So I've been working on migrating freeIPA from mod_python to mod_wsgi.
This isn't a big change as the IPA server is already all WSGI
internally, but I've run into 2 unexpected problems.
mod_wsgi daemon mode
====================
First, the easy problem. The mod_wsgi documentation clearly states that
the daemon mode is the preferred way to deploy. See the "Defining
Process Groups" section in:
http://code.google.com/p/modwsgi/wiki/ConfigurationGuidelines
In daemon mode, Apache starts mod_wsgi in a separate process and
communicates with it via a Unix socket. Unfortunately, Fedora12 doesn't
support daemon mode nicely out of the box and tries create the socket
in /etc/httpd/run, which of course make selinux mad (as it should). I
believe Apache is being run with the Apache home set to /etc/httpd
(which itself seems weird to me, not sure if this is a bug).

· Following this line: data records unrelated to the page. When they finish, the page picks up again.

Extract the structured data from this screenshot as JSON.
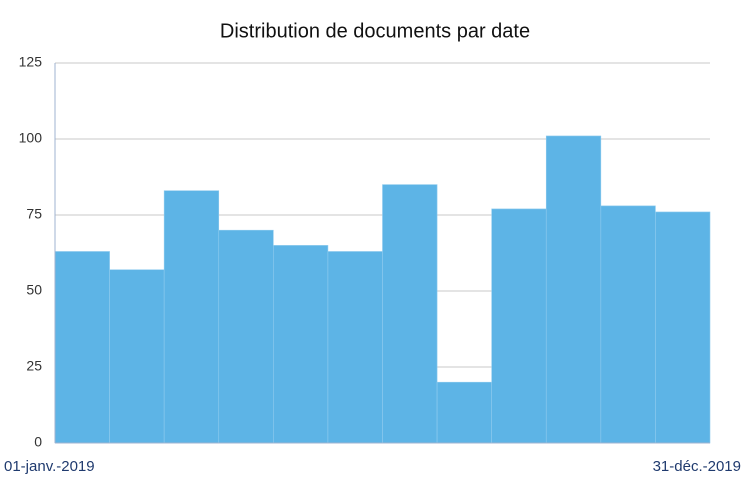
{
  "chart_data": {
    "type": "histogram",
    "title": "Distribution de documents par date",
    "x_labels": [
      "01-janv.-2019",
      "31-déc.-2019"
    ],
    "values": [
      63,
      57,
      83,
      70,
      65,
      63,
      85,
      20,
      77,
      101,
      78,
      76
    ],
    "color": "#5db4e6",
    "ylim": [
      0,
      125
    ],
    "yticks": [
      0,
      25,
      50,
      75,
      100,
      125
    ],
    "grid": true
  }
}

Anyway, we can fix this with the WSGISocketPrefix directive. But this
directive is server-scope (can't be virtual-host-scope), so we really
need to fix this in the mod_wsgi package. We just need to add this
to /etc/httpd/conf.d/wsgi.conf:
WSGISocketPrefix /var/run/httpd/wsgi
This config file is owned by mod_wsgi, not IPA, so I don't think IPA
should be writing stuff to this during it's install. Again, needs to be
fixed in the mod_wsgi package. I haven't tried this under Fedora11 yet,
so I don't know if the same problem is present there.

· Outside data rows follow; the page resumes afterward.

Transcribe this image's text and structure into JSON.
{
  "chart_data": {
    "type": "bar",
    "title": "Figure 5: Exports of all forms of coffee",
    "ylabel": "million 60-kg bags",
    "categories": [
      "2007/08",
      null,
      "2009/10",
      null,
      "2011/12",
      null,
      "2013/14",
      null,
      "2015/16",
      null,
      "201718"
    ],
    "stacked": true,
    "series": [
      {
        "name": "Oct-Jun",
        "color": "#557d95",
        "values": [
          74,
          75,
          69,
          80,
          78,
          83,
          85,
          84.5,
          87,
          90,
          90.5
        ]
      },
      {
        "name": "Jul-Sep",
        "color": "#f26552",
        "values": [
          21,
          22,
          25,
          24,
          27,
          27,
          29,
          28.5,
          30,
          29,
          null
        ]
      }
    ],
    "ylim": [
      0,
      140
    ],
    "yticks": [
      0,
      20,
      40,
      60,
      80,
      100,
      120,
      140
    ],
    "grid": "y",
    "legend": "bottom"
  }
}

Simplify Kerberos protected URLs
================================
Currently in our URL space we have:
/ipa/xml - Kerberos protected
/ipa/json - Kerberos protected
/ipa/ui - Kerberos protected
/ipa/errors - Not protected
/ipa/config - Not protected
/ipa/crl - Not protected
Under mod_python, we have separate handlers for the xml, json, and ui
URLs. My upcoming patch has a new WSGI middleware component this is a
single entry point at /ipa. I did this so that the LDAP auth and
session stuff is handled in exactly the same way regardless of which app
is the final target.
Anyway, right now we have to handle stuff in a pretty funky way
(including under mod_python). We turn on Kerb auth for /ipa, then turn
it off for /ipa/errors and friends. I would really like us to have two
base URLs, something like this:
/ipa/* - Kerberos projected
/ipa-static/* - Not projected
Doesn't have to be called ipa-static, just throwing a name out there.
We can work around this (as we already do), but there 2 reasons I think
we should do this:
1. Security - our current approach is confusing and opens us up to
mistakes (our mistakes or a sysadmin's).
2. Extensibility - in the V2 cycle we have added several new things
in /ipa/*, some Kerberos protected, some not. I'm sure this will
happen again in the future, so we might as well clean this up
now.
What do people think? I'm not sure I explained this well, but look in
install/conf/ipa.conf and you'll see what I mean.